Una ulteriore ipotesi di legge truffa (tralasciando il triste caso, sopra accennato, del Mattarellum) si sta materializzando proprio in questi giorni all’indomani del successo elettorale di Beppe Grillo in Sicilia il quale, appunto, indurrà i partiti (spronati dai severi moniti quirinalizi) a dare un ulteriore sfoggio della propria fantasia. Pdl, Lega e Udc (con la molle opposizione del Partito Democratico) hanno votato in commissione affari costituzionali del Senato un emendamento alla attuale disciplina elettorale che introduce un premio di maggioranza del 12,5% al partito o al gruppo di partiti capace di raggiungere il 42,5% dei voti. Dulcis in fundo si è fatta avanti anche l’ipotesi di un cosiddetto “premietto” di consolazione per il partito che, pur non raggiungendo la difficile soglia, si piazzi comunque al primo posto.
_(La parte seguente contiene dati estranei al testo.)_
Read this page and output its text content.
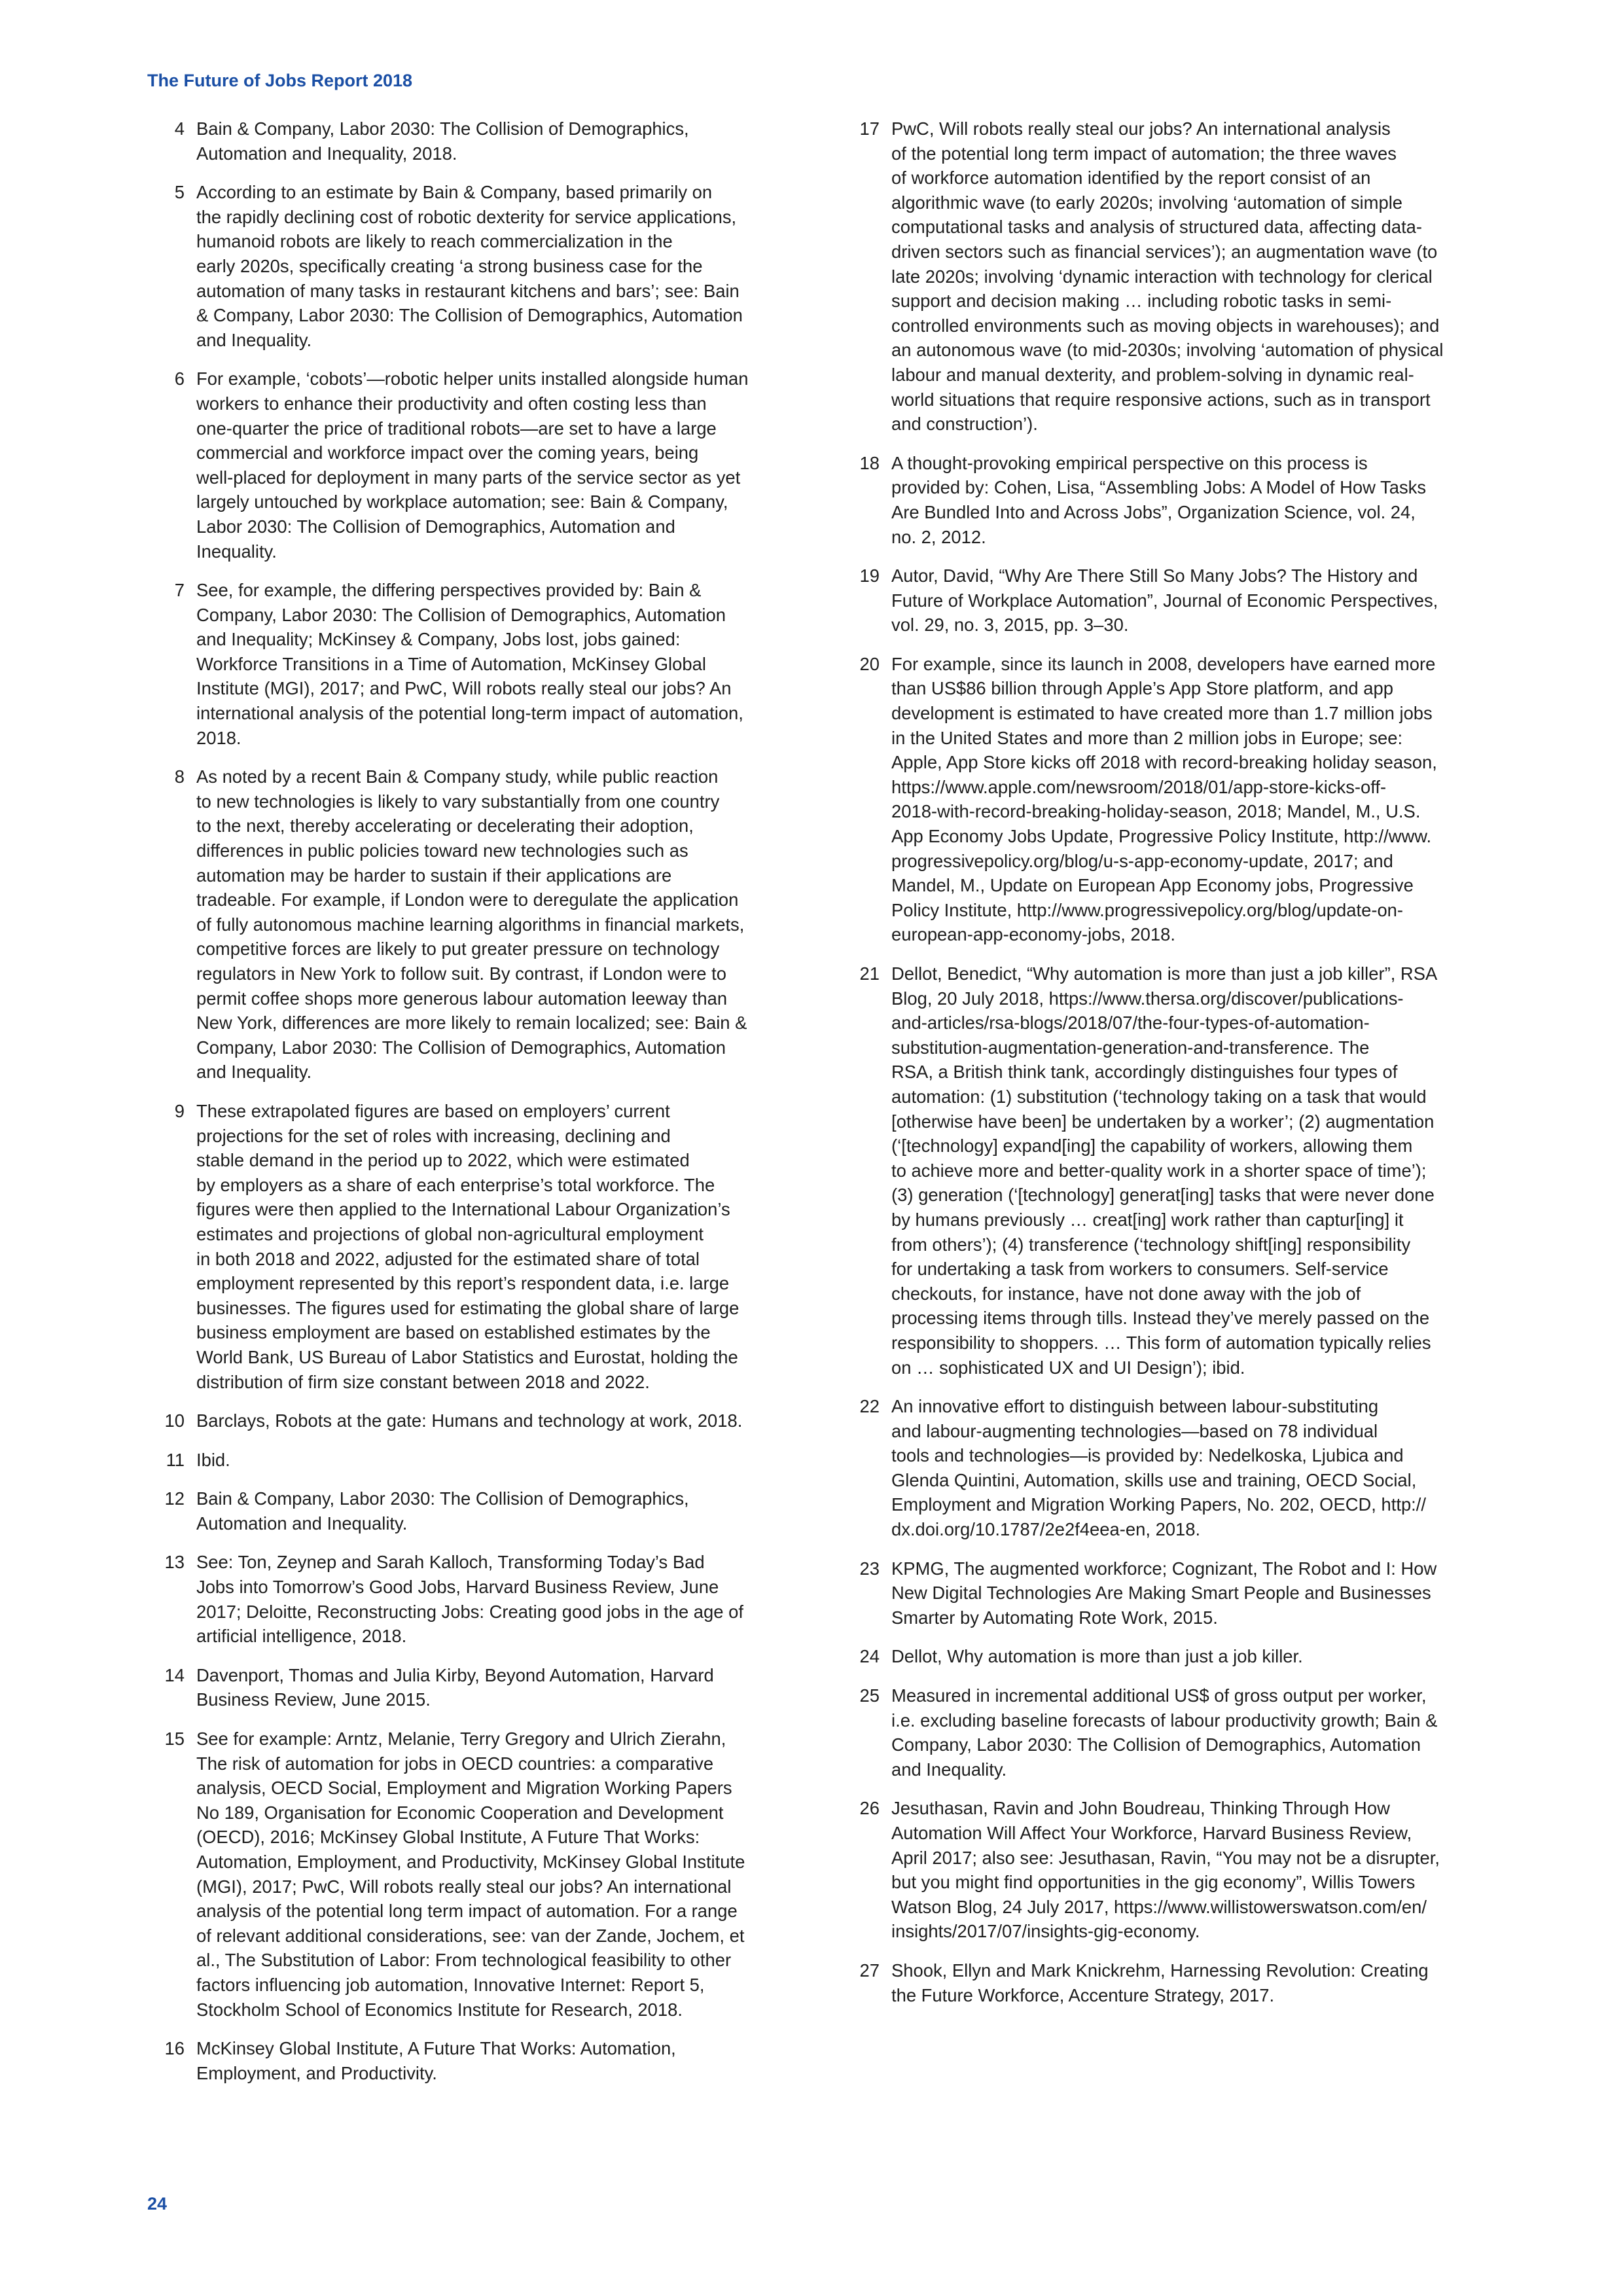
The Future of Jobs Report 2018
4 Bain & Company, Labor 2030: The Collision of Demographics,
Automation and Inequality, 2018.
5 According to an estimate by Bain & Company, based primarily on
the rapidly declining cost of robotic dexterity for service applications,
humanoid robots are likely to reach commercialization in the
early 2020s, specifically creating ‘a strong business case for the
automation of many tasks in restaurant kitchens and bars’; see: Bain
& Company, Labor 2030: The Collision of Demographics, Automation
and Inequality.
6 For example, ‘cobots’—robotic helper units installed alongside human
workers to enhance their productivity and often costing less than
one-quarter the price of traditional robots—are set to have a large
commercial and workforce impact over the coming years, being
well-placed for deployment in many parts of the service sector as yet
largely untouched by workplace automation; see: Bain & Company,
Labor 2030: The Collision of Demographics, Automation and
Inequality.
7 See, for example, the differing perspectives provided by: Bain &
Company, Labor 2030: The Collision of Demographics, Automation
and Inequality; McKinsey & Company, Jobs lost, jobs gained:
Workforce Transitions in a Time of Automation, McKinsey Global
Institute (MGI), 2017; and PwC, Will robots really steal our jobs? An
international analysis of the potential long-term impact of automation,
2018.
8 As noted by a recent Bain & Company study, while public reaction
to new technologies is likely to vary substantially from one country
to the next, thereby accelerating or decelerating their adoption,
differences in public policies toward new technologies such as
automation may be harder to sustain if their applications are
tradeable. For example, if London were to deregulate the application
of fully autonomous machine learning algorithms in financial markets,
competitive forces are likely to put greater pressure on technology
regulators in New York to follow suit. By contrast, if London were to
permit coffee shops more generous labour automation leeway than
New York, differences are more likely to remain localized; see: Bain &
Company, Labor 2030: The Collision of Demographics, Automation
and Inequality.
9 These extrapolated figures are based on employers’ current
projections for the set of roles with increasing, declining and
stable demand in the period up to 2022, which were estimated
by employers as a share of each enterprise’s total workforce. The
figures were then applied to the International Labour Organization’s
estimates and projections of global non-agricultural employment
in both 2018 and 2022, adjusted for the estimated share of total
employment represented by this report’s respondent data, i.e. large
businesses. The figures used for estimating the global share of large
business employment are based on established estimates by the
World Bank, US Bureau of Labor Statistics and Eurostat, holding the
distribution of firm size constant between 2018 and 2022.
10 Barclays, Robots at the gate: Humans and technology at work, 2018.
11 Ibid.
12 Bain & Company, Labor 2030: The Collision of Demographics,
Automation and Inequality.
13 See: Ton, Zeynep and Sarah Kalloch, Transforming Today’s Bad
Jobs into Tomorrow’s Good Jobs, Harvard Business Review, June
2017; Deloitte, Reconstructing Jobs: Creating good jobs in the age of
artificial intelligence, 2018.
14 Davenport, Thomas and Julia Kirby, Beyond Automation, Harvard
Business Review, June 2015.
15 See for example: Arntz, Melanie, Terry Gregory and Ulrich Zierahn,
The risk of automation for jobs in OECD countries: a comparative
analysis, OECD Social, Employment and Migration Working Papers
No 189, Organisation for Economic Cooperation and Development
(OECD), 2016; McKinsey Global Institute, A Future That Works:
Automation, Employment, and Productivity, McKinsey Global Institute
(MGI), 2017; PwC, Will robots really steal our jobs? An international
analysis of the potential long term impact of automation. For a range
of relevant additional considerations, see: van der Zande, Jochem, et
al., The Substitution of Labor: From technological feasibility to other
factors influencing job automation, Innovative Internet: Report 5,
Stockholm School of Economics Institute for Research, 2018.
16 McKinsey Global Institute, A Future That Works: Automation,
Employment, and Productivity.
17 PwC, Will robots really steal our jobs? An international analysis
of the potential long term impact of automation; the three waves
of workforce automation identified by the report consist of an
algorithmic wave (to early 2020s; involving ‘automation of simple
computational tasks and analysis of structured data, affecting data-
driven sectors such as financial services’); an augmentation wave (to
late 2020s; involving ‘dynamic interaction with technology for clerical
support and decision making … including robotic tasks in semi-
controlled environments such as moving objects in warehouses); and
an autonomous wave (to mid-2030s; involving ‘automation of physical
labour and manual dexterity, and problem-solving in dynamic real-
world situations that require responsive actions, such as in transport
and construction’).
18 A thought-provoking empirical perspective on this process is
provided by: Cohen, Lisa, “Assembling Jobs: A Model of How Tasks
Are Bundled Into and Across Jobs”, Organization Science, vol. 24,
no. 2, 2012.
19 Autor, David, “Why Are There Still So Many Jobs? The History and
Future of Workplace Automation”, Journal of Economic Perspectives,
vol. 29, no. 3, 2015, pp. 3–30.
20 For example, since its launch in 2008, developers have earned more
than US$86 billion through Apple’s App Store platform, and app
development is estimated to have created more than 1.7 million jobs
in the United States and more than 2 million jobs in Europe; see:
Apple, App Store kicks off 2018 with record-breaking holiday season,
https://www.apple.com/newsroom/2018/01/app-store-kicks-off-
2018-with-record-breaking-holiday-season, 2018; Mandel, M., U.S.
App Economy Jobs Update, Progressive Policy Institute, http://www.
progressivepolicy.org/blog/u-s-app-economy-update, 2017; and
Mandel, M., Update on European App Economy jobs, Progressive
Policy Institute, http://www.progressivepolicy.org/blog/update-on-
european-app-economy-jobs, 2018.
21 Dellot, Benedict, “Why automation is more than just a job killer”, RSA
Blog, 20 July 2018, https://www.thersa.org/discover/publications-
and-articles/rsa-blogs/2018/07/the-four-types-of-automation-
substitution-augmentation-generation-and-transference. The
RSA, a British think tank, accordingly distinguishes four types of
automation: (1) substitution (‘technology taking on a task that would
[otherwise have been] be undertaken by a worker’; (2) augmentation
(‘[technology] expand[ing] the capability of workers, allowing them
to achieve more and better-quality work in a shorter space of time’);
(3) generation (‘[technology] generat[ing] tasks that were never done
by humans previously … creat[ing] work rather than captur[ing] it
from others’); (4) transference (‘technology shift[ing] responsibility
for undertaking a task from workers to consumers. Self-service
checkouts, for instance, have not done away with the job of
processing items through tills. Instead they’ve merely passed on the
responsibility to shoppers. … This form of automation typically relies
on … sophisticated UX and UI Design’); ibid.
22 An innovative effort to distinguish between labour-substituting
and labour-augmenting technologies—based on 78 individual
tools and technologies—is provided by: Nedelkoska, Ljubica and
Glenda Quintini, Automation, skills use and training, OECD Social,
Employment and Migration Working Papers, No. 202, OECD, http://
dx.doi.org/10.1787/2e2f4eea-en, 2018.
23 KPMG, The augmented workforce; Cognizant, The Robot and I: How
New Digital Technologies Are Making Smart People and Businesses
Smarter by Automating Rote Work, 2015.
24 Dellot, Why automation is more than just a job killer.
25 Measured in incremental additional US$ of gross output per worker,
i.e. excluding baseline forecasts of labour productivity growth; Bain &
Company, Labor 2030: The Collision of Demographics, Automation
and Inequality.
26 Jesuthasan, Ravin and John Boudreau, Thinking Through How
Automation Will Affect Your Workforce, Harvard Business Review,
April 2017; also see: Jesuthasan, Ravin, “You may not be a disrupter,
but you might find opportunities in the gig economy”, Willis Towers
Watson Blog, 24 July 2017, https://www.willistowerswatson.com/en/
insights/2017/07/insights-gig-economy.
27 Shook, Ellyn and Mark Knickrehm, Harnessing Revolution: Creating
the Future Workforce, Accenture Strategy, 2017.
24
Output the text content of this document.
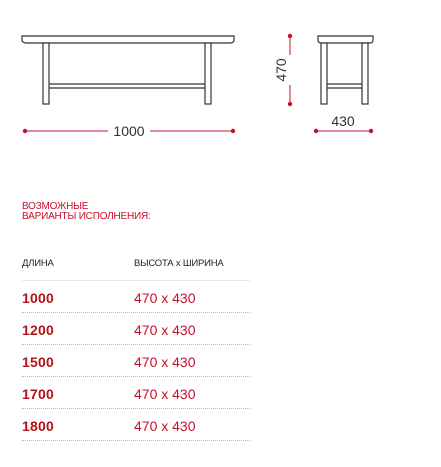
1000
470
430
ВОЗМОЖНЫЕ
ВАРИАНТЫ ИСПОЛНЕНИЯ:
ДЛИНА	ВЫСОТА х ШИРИНА
1000	470 x 430
1200	470 x 430
1500	470 x 430
1700	470 x 430
1800	470 x 430
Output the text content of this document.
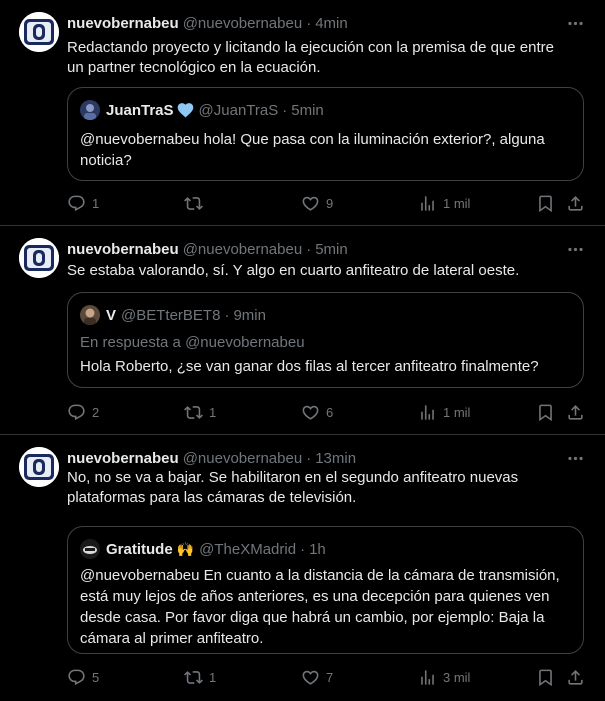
nuevobernabeu @nuevobernabeu · 4min
Redactando proyecto y licitando la ejecución con la premisa de que entre
un partner tecnológico en la ecuación.
JuanTraS @JuanTraS · 5min
@nuevobernabeu hola! Que pasa con la iluminación exterior?, alguna
noticia?
1	9	1 mil
nuevobernabeu @nuevobernabeu · 5min
Se estaba valorando, sí. Y algo en cuarto anfiteatro de lateral oeste.
V @BETterBET8 · 9min
En respuesta a @nuevobernabeu
Hola Roberto, ¿se van ganar dos filas al tercer anfiteatro finalmente?
2	1	6	1 mil
nuevobernabeu @nuevobernabeu · 13min
No, no se va a bajar. Se habilitaron en el segundo anfiteatro nuevas
plataformas para las cámaras de televisión.
Gratitude 🙌 @TheXMadrid · 1h
@nuevobernabeu En cuanto a la distancia de la cámara de transmisión,
está muy lejos de años anteriores, es una decepción para quienes ven
desde casa. Por favor diga que habrá un cambio, por ejemplo: Baja la
cámara al primer anfiteatro.
5	1	7	3 mil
Con la seguente disciplina, secondo le stesse dichiarazioni del presidente del Senato Schifani e quelle rilasciate più o meno a microfoni spenti da altri esponenti del mondo politico, gli attuali partiti si pongono come obiettivi:
1) sbarrare la strada a Grillo che assai difficilmente (ma non si sa mai) potrebbe raggiungere il 42,5%.
2) non far vincere nessuno (con l’attuale frammentazione politica e crisi dei partiti nessuna coalizione immaginabile raggiungerebbe il 42,5%) ed aprire la strada ad un Monti-bis, ipotesi tanto gradita al presidente della Repubblica ed a settori bipartisan del mondo politico attuale.
Non c’è dubbio che, guardando ai precedenti ed al futuro prossimo, in fatto di legge elettorale, la truffa sia sempre dietro l’angolo.